In 2016, a tornado ripped through the community of Tembisa northeast of Johannesburg. The whirling funnel of wind sent debris hurtling into the sky, threatening to come crashing down on homes and businesses.
TB made a much less dramatic entrance to the community, moving in with residents as soon as the township was first established 60 years ago at the height of apartheid.
It’s killed tens of thousands ever since.
Today, TB is the leading cause of death in South Africa, according to Statistics South Africa’s most recent data from 2016. The World Health Organisation (WHO) estimates that 322 000 people developed active TB in the country in 2017.
TB infections spread through the air, when a person with TB coughs, sneezes or spits.
One needs only to breathe the air in the vicinity of someone with active TB to be at risk. But not everyone who contracts TB will develop the active disease. Instead, the bacteria can lie dormant for years or even decades — this is called “latent infection”.
Today, research estimates that one in four people around the world has latent TB, a 2016 study published in the journal PLOS Medicine has found. In about 10% of people, this latent bug will develop into active TB, a 1999 report from the International Union Against Tuberculosis and Lung Disease notes. But in some people, like those who live with TB patients or in poor, overcrowded conditions, this risk can be far higher. For instance, people with HIV are 20 to 30 times more likely to move from latent to active TB, the WHO says.
For years, South Africa tried to stave off new TB cases by using one of the two drugs commonly used to treat active TB — isoniazid — to prevent it. But many people found the six- to nine-months antibiotic course too challenging to complete. HIV-positive people had to take the treatment for up to three years — too long for most people, especially considering that these were otherwise healthy people.
Up to two-thirds of high TB burden countries did not report using isoniazid preventative TB therapy widely , according to a 2015 WHO report.
But in 2016 a tornado wasn’t the only thing to touch down in Tembisa. The community was one of the first places to get access to a new once weekly, three-month-long treatment to prevent TB. The two-drug combination still includes isoniazid but now pairs it with the antibiotic rifapentine, a regimen known as 3HP — “3” for its duration (once weekly doses for three months) and “H” and “P” for the abbreviations of the drugs it contains, INH and RPT.
In September, the United Nations held its first high-level meeting on TB, committing the world to — among other goals — preventing 30-million new TB cases between 2018 and 2022. Last week, preventative TB therapies such as 3HP remained at the heart of a The Lancet Commission on Tuberculosis report that recognises that our failure to implement TB prevention strategies is one of the critical reasons we still have not made enough progress against TB.
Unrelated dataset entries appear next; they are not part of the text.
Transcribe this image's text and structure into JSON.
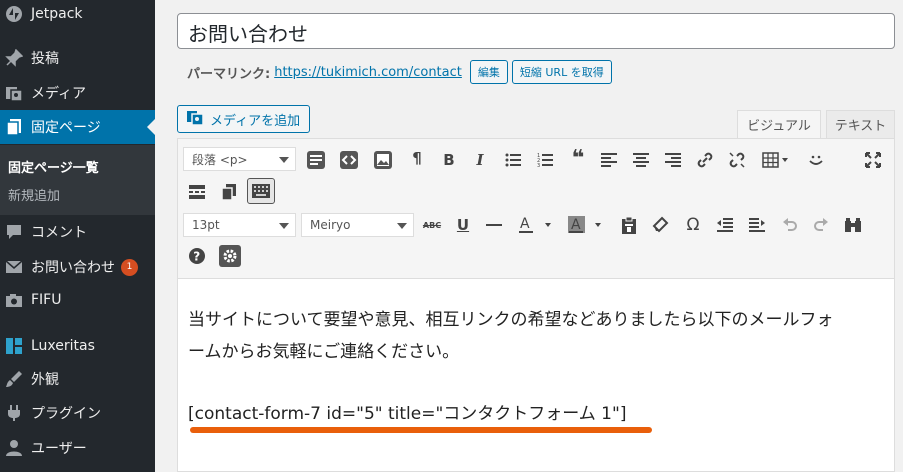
{
  "sidebar": {
    "items": [
      {
        "label": "Jetpack",
        "icon": "jetpack-icon"
      },
      {
        "label": "投稿",
        "icon": "pin-icon"
      },
      {
        "label": "メディア",
        "icon": "media-icon"
      },
      {
        "label": "固定ページ",
        "icon": "page-icon",
        "current": true
      },
      {
        "label": "コメント",
        "icon": "comment-icon"
      },
      {
        "label": "お問い合わせ",
        "icon": "mail-icon",
        "badge": "1"
      },
      {
        "label": "FIFU",
        "icon": "camera-icon"
      },
      {
        "label": "Luxeritas",
        "icon": "grid-icon"
      },
      {
        "label": "外観",
        "icon": "brush-icon"
      },
      {
        "label": "プラグイン",
        "icon": "plug-icon"
      },
      {
        "label": "ユーザー",
        "icon": "user-icon"
      }
    ],
    "submenu": [
      "固定ページ一覧",
      "新規追加"
    ]
  },
  "editor": {
    "title": "お問い合わせ",
    "permalink_label": "パーマリンク:",
    "permalink_url": "https://tukimich.com/contact",
    "edit_button": "編集",
    "shortlink_button": "短縮 URL を取得",
    "add_media": "メディアを追加",
    "tab_visual": "ビジュアル",
    "tab_text": "テキスト",
    "format_select": "段落 <p>",
    "size_select": "13pt",
    "font_select": "Meiryo",
    "content_line1": "当サイトについて要望や意見、相互リンクの希望などありましたら以下のメールフォ",
    "content_line2": "ームからお気軽にご連絡ください。",
    "shortcode": "[contact-form-7 id=\"5\" title=\"コンタクトフォーム 1\"]"
  },
  "colors": {
    "sidebar_bg": "#23282d",
    "accent": "#0073aa",
    "badge": "#d54e21",
    "highlight_underline": "#e95f0b"
  }
}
Unless we quickly tackle the seedbed of the epidemic — latent TB infection — we stand no chance of removing this health hazard from impoverished communities around the world.
The WHO has endorsed 3HP treatment to prevent active TB disease and health authorities in countries such as Canada are planning to implement 3HP because it’s shorter and easier to tolerate for many. It can be safely given to children as young as two years old or people on antiretrovirals, including those using the newer drug dolutegravir, as was recently shown at the 2019 Conference on Retroviruses and Opportunistic Infections.
Many high-burden countries are in the process of revising their guidelines so that 3HP treatments can get to those who need it. Countries such as Pakistan, India and Indonesia are also considering how to roll out the shorter TB preventive treatment under research conditions that will help them better understand how to roll it out nationally.
But many more nations and regions have yet to step forward.
The national health department is currently exploring the introduction of the short treatment course to prevent TB for people with HIV and children living in TB affected households.
We cannot prevent tornadoes. We can, however, prevent the global threat of TB.
Any effort to do so must reach all of the poorest corners of the globe and our country, where the burden is great, and the risk of disease is high.